Different to a religious officiant, like a member of the clergy, celebrants aren’t closely linked to any specific religious beliefs and the ceremonies tend to be a celebration of the life of the person who has died.
What does a funeral celebrant do?
A celebrant will spend time with the family and friends of the person who died to help make the funeral more personal. They can help you arrange the order of the service then lead it on the day, inviting people to speak and join in hymns or chosen songs.
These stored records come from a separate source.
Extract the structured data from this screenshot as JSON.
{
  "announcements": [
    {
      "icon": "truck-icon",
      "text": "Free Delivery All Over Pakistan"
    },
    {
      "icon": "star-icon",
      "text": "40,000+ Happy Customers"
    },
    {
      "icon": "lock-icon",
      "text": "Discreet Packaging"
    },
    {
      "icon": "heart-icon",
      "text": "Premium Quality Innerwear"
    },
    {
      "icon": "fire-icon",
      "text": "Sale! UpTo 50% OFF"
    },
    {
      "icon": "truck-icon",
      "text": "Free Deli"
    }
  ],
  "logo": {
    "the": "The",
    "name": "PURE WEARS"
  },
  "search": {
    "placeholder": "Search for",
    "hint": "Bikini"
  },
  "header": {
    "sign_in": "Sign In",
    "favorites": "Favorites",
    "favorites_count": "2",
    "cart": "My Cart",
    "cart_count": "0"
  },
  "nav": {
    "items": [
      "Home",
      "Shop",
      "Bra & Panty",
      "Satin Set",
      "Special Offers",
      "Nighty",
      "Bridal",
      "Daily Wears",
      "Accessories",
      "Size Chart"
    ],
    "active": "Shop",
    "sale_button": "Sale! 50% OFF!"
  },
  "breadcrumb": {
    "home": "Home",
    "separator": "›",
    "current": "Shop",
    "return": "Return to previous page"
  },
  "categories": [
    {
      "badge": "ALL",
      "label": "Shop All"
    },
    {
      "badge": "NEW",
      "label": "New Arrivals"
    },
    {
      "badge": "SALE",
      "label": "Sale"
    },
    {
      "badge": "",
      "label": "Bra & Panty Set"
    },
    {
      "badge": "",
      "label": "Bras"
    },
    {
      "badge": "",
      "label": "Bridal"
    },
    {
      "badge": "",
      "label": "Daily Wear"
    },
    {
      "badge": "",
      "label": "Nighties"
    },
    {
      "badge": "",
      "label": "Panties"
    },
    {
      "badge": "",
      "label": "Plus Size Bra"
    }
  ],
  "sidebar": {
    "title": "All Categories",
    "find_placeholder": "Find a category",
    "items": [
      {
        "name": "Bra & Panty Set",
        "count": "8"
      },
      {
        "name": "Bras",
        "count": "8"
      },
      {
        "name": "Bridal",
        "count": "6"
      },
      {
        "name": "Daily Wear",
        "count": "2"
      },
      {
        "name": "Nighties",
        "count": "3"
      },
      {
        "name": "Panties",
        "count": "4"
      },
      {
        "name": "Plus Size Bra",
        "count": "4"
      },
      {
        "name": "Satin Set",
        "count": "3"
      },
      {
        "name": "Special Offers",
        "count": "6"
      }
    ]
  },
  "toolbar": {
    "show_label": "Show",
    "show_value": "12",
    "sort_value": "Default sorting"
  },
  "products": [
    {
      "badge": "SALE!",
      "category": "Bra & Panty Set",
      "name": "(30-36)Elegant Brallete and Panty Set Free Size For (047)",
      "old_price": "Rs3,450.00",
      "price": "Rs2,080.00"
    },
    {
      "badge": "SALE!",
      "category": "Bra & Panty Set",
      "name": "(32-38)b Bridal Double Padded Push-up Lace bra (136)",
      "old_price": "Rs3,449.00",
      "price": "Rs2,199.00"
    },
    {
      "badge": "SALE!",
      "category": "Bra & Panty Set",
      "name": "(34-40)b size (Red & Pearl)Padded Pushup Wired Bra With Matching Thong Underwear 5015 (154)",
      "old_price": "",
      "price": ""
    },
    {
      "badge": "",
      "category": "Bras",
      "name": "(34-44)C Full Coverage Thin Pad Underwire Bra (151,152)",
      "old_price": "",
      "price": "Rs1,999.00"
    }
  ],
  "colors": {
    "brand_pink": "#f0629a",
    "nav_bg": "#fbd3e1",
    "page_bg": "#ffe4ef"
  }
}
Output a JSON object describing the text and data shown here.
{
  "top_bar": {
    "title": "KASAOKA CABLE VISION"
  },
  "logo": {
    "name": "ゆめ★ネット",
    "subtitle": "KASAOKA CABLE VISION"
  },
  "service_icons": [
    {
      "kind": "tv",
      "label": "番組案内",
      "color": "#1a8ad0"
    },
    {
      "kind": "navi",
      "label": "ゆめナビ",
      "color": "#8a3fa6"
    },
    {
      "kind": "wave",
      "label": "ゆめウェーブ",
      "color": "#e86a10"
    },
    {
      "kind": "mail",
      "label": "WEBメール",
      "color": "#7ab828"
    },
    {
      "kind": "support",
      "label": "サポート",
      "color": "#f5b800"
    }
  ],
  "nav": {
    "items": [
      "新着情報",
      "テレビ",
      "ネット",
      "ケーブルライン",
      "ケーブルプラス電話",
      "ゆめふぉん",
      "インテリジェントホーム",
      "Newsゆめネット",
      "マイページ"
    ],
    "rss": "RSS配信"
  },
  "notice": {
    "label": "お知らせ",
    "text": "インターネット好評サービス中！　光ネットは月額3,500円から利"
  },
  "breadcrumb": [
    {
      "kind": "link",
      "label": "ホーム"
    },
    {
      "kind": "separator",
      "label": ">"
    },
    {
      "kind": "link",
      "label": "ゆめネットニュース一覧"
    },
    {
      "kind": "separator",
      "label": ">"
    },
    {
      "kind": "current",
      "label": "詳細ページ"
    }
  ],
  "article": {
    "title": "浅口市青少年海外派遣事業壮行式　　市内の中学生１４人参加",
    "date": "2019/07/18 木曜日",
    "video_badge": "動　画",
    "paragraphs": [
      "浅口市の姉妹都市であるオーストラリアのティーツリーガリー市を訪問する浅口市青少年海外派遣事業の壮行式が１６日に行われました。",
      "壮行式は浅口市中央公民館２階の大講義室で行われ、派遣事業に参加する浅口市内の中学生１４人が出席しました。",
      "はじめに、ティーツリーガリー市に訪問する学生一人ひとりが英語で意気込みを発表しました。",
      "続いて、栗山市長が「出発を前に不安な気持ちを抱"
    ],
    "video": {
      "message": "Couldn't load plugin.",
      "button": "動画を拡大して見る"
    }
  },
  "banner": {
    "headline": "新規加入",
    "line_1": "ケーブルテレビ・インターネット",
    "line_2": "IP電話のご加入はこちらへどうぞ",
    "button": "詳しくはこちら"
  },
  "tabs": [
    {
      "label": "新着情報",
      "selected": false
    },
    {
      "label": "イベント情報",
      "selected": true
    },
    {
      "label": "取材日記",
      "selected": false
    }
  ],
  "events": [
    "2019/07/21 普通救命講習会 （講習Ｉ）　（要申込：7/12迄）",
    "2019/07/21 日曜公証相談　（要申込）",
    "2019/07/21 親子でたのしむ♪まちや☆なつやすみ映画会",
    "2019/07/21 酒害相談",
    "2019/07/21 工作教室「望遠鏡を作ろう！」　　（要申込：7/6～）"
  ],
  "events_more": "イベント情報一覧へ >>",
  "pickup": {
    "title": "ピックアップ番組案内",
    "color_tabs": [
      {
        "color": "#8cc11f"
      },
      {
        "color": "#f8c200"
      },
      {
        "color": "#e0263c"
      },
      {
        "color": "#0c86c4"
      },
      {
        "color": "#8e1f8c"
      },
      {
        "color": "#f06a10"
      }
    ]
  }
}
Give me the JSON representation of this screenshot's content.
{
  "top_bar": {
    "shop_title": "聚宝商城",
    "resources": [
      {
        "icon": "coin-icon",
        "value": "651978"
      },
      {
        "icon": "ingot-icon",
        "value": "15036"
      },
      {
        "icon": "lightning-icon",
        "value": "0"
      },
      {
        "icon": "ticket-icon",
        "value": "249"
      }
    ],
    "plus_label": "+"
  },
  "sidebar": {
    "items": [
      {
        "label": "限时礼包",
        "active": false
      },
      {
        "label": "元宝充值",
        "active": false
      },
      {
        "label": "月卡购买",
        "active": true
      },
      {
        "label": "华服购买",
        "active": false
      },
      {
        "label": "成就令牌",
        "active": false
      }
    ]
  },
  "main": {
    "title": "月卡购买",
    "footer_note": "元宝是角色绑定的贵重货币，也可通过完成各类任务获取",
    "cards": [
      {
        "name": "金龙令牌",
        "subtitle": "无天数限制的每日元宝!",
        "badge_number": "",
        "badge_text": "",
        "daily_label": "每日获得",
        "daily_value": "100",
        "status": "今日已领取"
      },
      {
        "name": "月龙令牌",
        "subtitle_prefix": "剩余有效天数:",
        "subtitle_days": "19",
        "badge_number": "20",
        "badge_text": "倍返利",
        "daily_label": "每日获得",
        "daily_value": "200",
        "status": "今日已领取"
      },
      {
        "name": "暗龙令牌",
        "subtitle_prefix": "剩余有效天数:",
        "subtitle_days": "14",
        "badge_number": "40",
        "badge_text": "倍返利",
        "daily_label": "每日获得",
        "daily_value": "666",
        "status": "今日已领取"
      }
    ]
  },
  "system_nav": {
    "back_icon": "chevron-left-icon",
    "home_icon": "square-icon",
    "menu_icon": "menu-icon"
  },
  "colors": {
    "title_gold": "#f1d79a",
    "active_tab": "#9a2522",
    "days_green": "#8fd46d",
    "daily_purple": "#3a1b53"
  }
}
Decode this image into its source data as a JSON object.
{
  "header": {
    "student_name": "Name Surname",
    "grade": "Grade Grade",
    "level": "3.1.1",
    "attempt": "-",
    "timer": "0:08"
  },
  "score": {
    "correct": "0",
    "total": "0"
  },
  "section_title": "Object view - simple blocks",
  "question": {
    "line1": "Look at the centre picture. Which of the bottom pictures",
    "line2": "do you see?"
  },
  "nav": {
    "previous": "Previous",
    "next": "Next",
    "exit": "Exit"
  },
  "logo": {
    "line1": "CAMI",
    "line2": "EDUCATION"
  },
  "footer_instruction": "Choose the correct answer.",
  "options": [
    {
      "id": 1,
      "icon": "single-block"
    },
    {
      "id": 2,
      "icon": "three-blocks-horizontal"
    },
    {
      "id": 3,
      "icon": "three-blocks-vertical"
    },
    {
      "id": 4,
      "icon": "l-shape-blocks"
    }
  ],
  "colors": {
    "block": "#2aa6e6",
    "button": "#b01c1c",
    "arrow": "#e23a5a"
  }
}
Celebrants usually officiate funerals being held in non-religious venues, such as crematoriums.
Due to coronavirus affecting the amount of people able to attend funerals, some celebrants are helping families organise online video memorial services through video.
There are 2 types of celebrants you can choose
You can choose a celebrant who:
- is non-religious but can leave a pause in the service to give people opportunity to pray silently – known as ’humanist celebrants’
- can add some religious or spiritual elements to the funeral service, but they are not affiliated to and religion or church – known as ‘civil celebrants’
Cost of a celebrant
This can depend on where in the country you are, but the average cost of a celebrant is between £150 - £250. The Church of England currently charges £182 for a minister to hold the service.
Find the right celebrant
Your Co-op Funeral Director will be able to put you in touch with celebrants in your area and can help you find one that’s right for you. If you want to find a celebrant yourself, make sure they are a member of an accredited body.